Datasklr is a blog to provide examples of data science projects to those passionate about learning and having fun with data.

Factor Analysis

Factor Analysis

shutterstock_598057145.jpg
 
“A client is to me a mere unit, a factor in a problem.”
— Arthur Conan Doyle

Factor Analysis:

Factor Analysis (FA) is a method to reveal relationships between assumed latent variables and manifest variables. A latent variable is a concept that cannot be measured directly but it is assumed to have a relationship with several measurable features in data, called manifest variables. Manifest variables are directly measurable.

There are two main forms of FA: Exploratory and confirmatory FA.  Exploratory FA is designed to uncover relationships between manifest variables and factors without any assumption about specific manifest variables being related to specific factors.  Confirmatory FA tests if a specific factor in a model provides an adequate fit for the correlations between specific manifest variables.   

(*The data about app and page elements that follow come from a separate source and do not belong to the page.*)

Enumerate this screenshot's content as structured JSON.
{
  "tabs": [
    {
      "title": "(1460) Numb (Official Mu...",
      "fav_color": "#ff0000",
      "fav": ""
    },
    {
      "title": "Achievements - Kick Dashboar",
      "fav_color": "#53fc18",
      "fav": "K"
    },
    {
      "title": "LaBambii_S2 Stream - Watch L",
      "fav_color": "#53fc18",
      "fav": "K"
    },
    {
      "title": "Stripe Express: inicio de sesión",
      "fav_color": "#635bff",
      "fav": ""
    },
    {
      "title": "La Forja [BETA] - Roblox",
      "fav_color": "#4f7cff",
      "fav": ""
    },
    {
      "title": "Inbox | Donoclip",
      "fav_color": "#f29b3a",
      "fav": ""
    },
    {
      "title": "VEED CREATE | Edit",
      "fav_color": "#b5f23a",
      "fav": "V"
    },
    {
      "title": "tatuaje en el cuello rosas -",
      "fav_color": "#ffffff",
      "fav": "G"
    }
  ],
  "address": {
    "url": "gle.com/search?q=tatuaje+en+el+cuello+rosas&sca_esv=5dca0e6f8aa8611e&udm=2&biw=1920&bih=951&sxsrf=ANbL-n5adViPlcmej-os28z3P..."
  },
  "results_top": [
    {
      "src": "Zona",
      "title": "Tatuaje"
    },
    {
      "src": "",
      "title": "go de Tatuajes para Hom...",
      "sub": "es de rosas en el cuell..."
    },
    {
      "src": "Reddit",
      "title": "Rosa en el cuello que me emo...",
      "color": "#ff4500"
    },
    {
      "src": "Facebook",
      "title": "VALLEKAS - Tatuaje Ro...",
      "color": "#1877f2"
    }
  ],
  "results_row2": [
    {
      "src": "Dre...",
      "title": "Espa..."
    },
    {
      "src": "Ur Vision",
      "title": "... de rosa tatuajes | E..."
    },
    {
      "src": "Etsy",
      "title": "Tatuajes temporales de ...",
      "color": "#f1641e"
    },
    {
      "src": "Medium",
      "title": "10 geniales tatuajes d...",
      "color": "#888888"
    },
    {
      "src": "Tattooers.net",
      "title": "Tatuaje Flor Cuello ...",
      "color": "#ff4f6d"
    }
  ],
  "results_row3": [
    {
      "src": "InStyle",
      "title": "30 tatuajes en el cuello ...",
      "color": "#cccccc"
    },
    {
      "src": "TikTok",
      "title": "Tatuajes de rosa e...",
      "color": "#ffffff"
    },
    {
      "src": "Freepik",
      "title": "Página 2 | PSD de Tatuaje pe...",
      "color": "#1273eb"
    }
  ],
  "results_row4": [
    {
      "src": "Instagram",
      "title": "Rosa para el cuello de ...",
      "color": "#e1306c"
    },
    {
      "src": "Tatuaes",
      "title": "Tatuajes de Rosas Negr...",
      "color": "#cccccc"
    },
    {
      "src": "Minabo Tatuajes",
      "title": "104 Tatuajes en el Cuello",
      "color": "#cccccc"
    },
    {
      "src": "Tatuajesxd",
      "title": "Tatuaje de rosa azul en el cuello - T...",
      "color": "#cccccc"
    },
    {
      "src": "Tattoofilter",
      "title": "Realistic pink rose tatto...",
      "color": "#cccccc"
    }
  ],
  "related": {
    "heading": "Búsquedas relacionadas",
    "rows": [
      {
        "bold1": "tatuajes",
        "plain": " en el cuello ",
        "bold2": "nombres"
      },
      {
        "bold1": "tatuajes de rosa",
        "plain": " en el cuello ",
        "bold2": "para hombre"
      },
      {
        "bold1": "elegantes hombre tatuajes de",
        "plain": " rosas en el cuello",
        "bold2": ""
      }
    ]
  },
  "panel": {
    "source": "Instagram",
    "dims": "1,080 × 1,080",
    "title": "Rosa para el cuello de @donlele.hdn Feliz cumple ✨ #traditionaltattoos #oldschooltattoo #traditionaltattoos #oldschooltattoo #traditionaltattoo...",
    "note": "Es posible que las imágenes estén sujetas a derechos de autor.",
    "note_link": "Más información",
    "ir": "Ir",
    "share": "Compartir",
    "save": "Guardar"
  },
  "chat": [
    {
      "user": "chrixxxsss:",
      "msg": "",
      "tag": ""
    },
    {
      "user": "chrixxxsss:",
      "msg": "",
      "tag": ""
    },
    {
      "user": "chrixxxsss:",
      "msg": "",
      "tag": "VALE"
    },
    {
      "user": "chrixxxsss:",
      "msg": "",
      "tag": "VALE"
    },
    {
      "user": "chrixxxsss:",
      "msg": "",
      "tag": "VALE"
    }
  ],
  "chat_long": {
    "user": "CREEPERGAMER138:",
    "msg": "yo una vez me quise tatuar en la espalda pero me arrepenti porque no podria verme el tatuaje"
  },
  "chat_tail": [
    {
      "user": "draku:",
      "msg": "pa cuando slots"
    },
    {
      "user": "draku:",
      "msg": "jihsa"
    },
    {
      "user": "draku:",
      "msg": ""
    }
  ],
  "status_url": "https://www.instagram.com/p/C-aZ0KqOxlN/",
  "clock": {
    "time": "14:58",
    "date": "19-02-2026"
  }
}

The FA model is very similar to multiple linear regression because the measurable manifest variables are regressed against the latent variables. In other words, an FA model creates an assumption that observed relationships among manifest variables are due to relationships of the observed manifest variables to the latent variables.  

 

Parameters in the FA Model:

There are two possibilities for estimating parameters in an FA model: Principal Factor Analysis and Maximum Likelihood Factor Analysis. During Principal FA, the correlation matrix of the manifest variables is used.  Here, there are two possible ways to take the communality of variables: square the multiple correlation coefficient of manifest variables with other variables OR use the largest of the absolute values of the correlation coefficients of manifest variables to other manifest variables.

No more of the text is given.